Hélène Baril Hélène Baril
La Presse

L’idée

Ce n’est normalement pas d’un pays qui a autant d’eau potable qu’il faut attendre des idées pour améliorer l’accès à cette ressource essentielle. Une entreprise de Sherbrooke, au Québec, a pourtant conçu un système de dessalement de l’eau de mer qui pourrait étancher la soif de milliers d’êtres humains un peu partout dans le monde.

Les bouées de dessalement d’Oneka Technologies produisent de l’eau potable à partir de l’eau de mer sans énergie, contrairement aux autres procédés de dessalement de l’eau de mer, et à un coût très bas : un quart de cent le litre.

Qui ?

Dragan Tutic et Renaud Lafortune se sont intéressés au dessalement de l’eau dans le cadre d’un projet scolaire à l’Université de Sherbrooke. « C’est lors d’un voyage au bord de la mer avec mon frère que l’idée est venue », raconte Dragan Tutic.

En voyant toute cette eau et en pensant à ceux qui n’en ont pas.

Dragan Tutic

La solution imaginée par les deux étudiants est devenue Oneka Technologies en 2015, et le système est en instance de brevet. Il s’agit d’une bouée qui pompe l’eau de mer, la filtre et la dessale par un procédé d’osmose inverse, avant de l’acheminer par un tuyau vers un réservoir, un étang ou un système d’aqueduc.

La bouée, d’un diamètre de 3 m et d’une hauteur de 2 m, s’installe à 200 ou 300 m du rivage pour ne pas être visible. Ce sont les vagues qui servent à pomper et à rejeter l’eau.

Les prototypes de bouées ont été équipés de panneaux solaires à des fins de recherche-développement, mais les unités commerciales n’en auront pas, indiquent les deux entrepreneurs.

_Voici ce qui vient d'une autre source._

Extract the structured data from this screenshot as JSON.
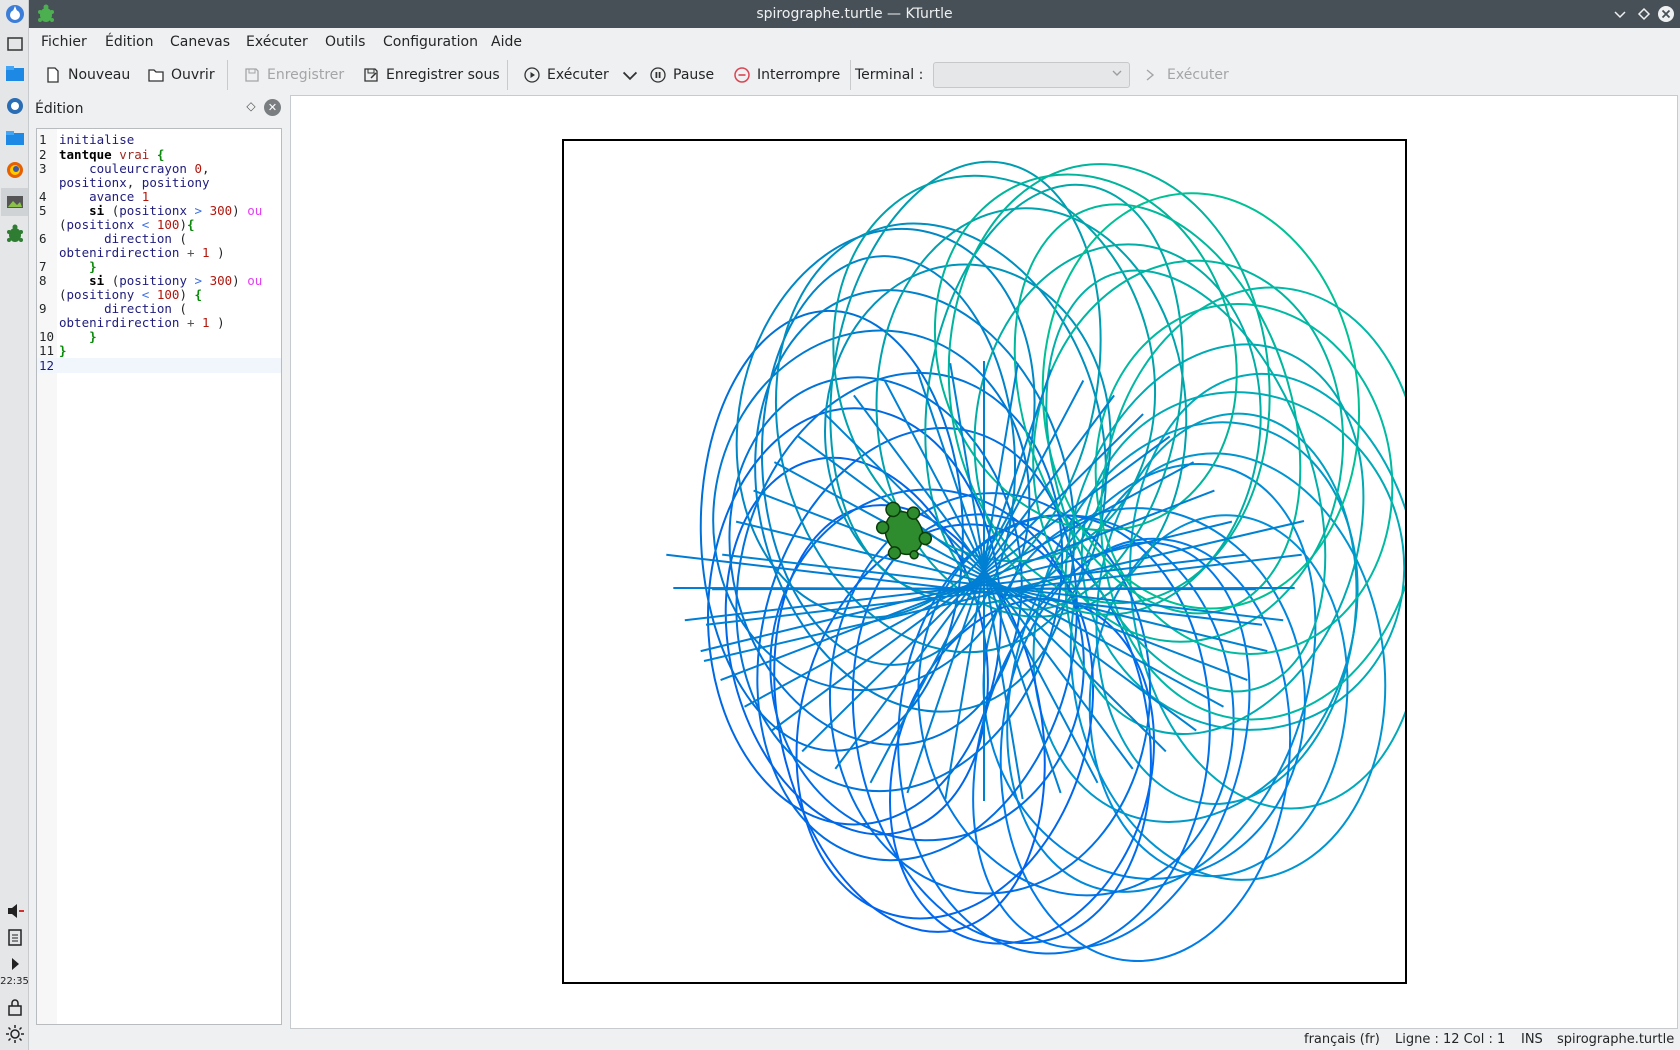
{
  "window": {
    "title": "spirographe.turtle — KTurtle"
  },
  "menubar": {
    "items": [
      "Fichier",
      "Édition",
      "Canevas",
      "Exécuter",
      "Outils",
      "Configuration",
      "Aide"
    ]
  },
  "toolbar": {
    "new_label": "Nouveau",
    "open_label": "Ouvrir",
    "save_label": "Enregistrer",
    "save_as_label": "Enregistrer sous",
    "run_label": "Exécuter",
    "pause_label": "Pause",
    "abort_label": "Interrompre",
    "terminal_label": "Terminal :",
    "terminal_value": "",
    "terminal_run_label": "Exécuter"
  },
  "editor": {
    "dock_title": "Édition",
    "current_line": 12
  },
  "taskbar": {
    "clock": "22:35"
  },
  "statusbar": {
    "language": "français (fr)",
    "position": "Ligne : 12 Col : 1",
    "mode": "INS",
    "filename": "spirographe.turtle"
  },
  "canvas": {
    "turtle_color": "#2e8b2e"
  }
}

PHOTO FOURNIE PAR ONEKA TECHNOLOGIES

Le système de dessalement pompe l’eau de la mer et la filtre, et il ne requiert aucune source d’énergie.

La capacité de production dépend du nombre de bouées installées en réseau. La plus petite installation, un réseau de cinq bouées, peut produire 10 mètres cubes, ou 10 000 litres d’eau douce par jour.

L’avenir

« On veut faire de l’océan la source d’eau potable la plus durable avec la technologie la moins chère. » C’est ainsi que les deux cofondateurs résument leur ambition pour l’avenir.

En attendant, ils voyagent beaucoup, dans des endroits la plupart du temps chauds et ensoleillés comme la Floride et les Caraïbes. « C’est sûr qu’on est d’une aide limitée au Canada, où il y a beaucoup d’eau, mais dans le reste du monde, on peut faire une grande différence », estime Dragan Tutic.

Les communautés isolées, les terrains de golf, les complexes touristiques sont autant de clients potentiels pour la petite entreprise de Sherbrooke, qui compte une dizaine d’employés.

Oneka Technologies a déjà séduit des investisseurs en capital de risque, qui ont contribué à deux rondes de financement de ses activités. La dernière a rapporté 2 millions.

Alors qu’elle attend ses premiers revenus, l’entreprise travaille à pousser plus loin son idée de départ. Sur sa planche : une bouée plus petite qui pourrait, par exemple, être déployée à partir d’un hélicoptère pour assurer l’approvisionnement en eau d’une communauté en cas d’ouragan ou de désastre naturel.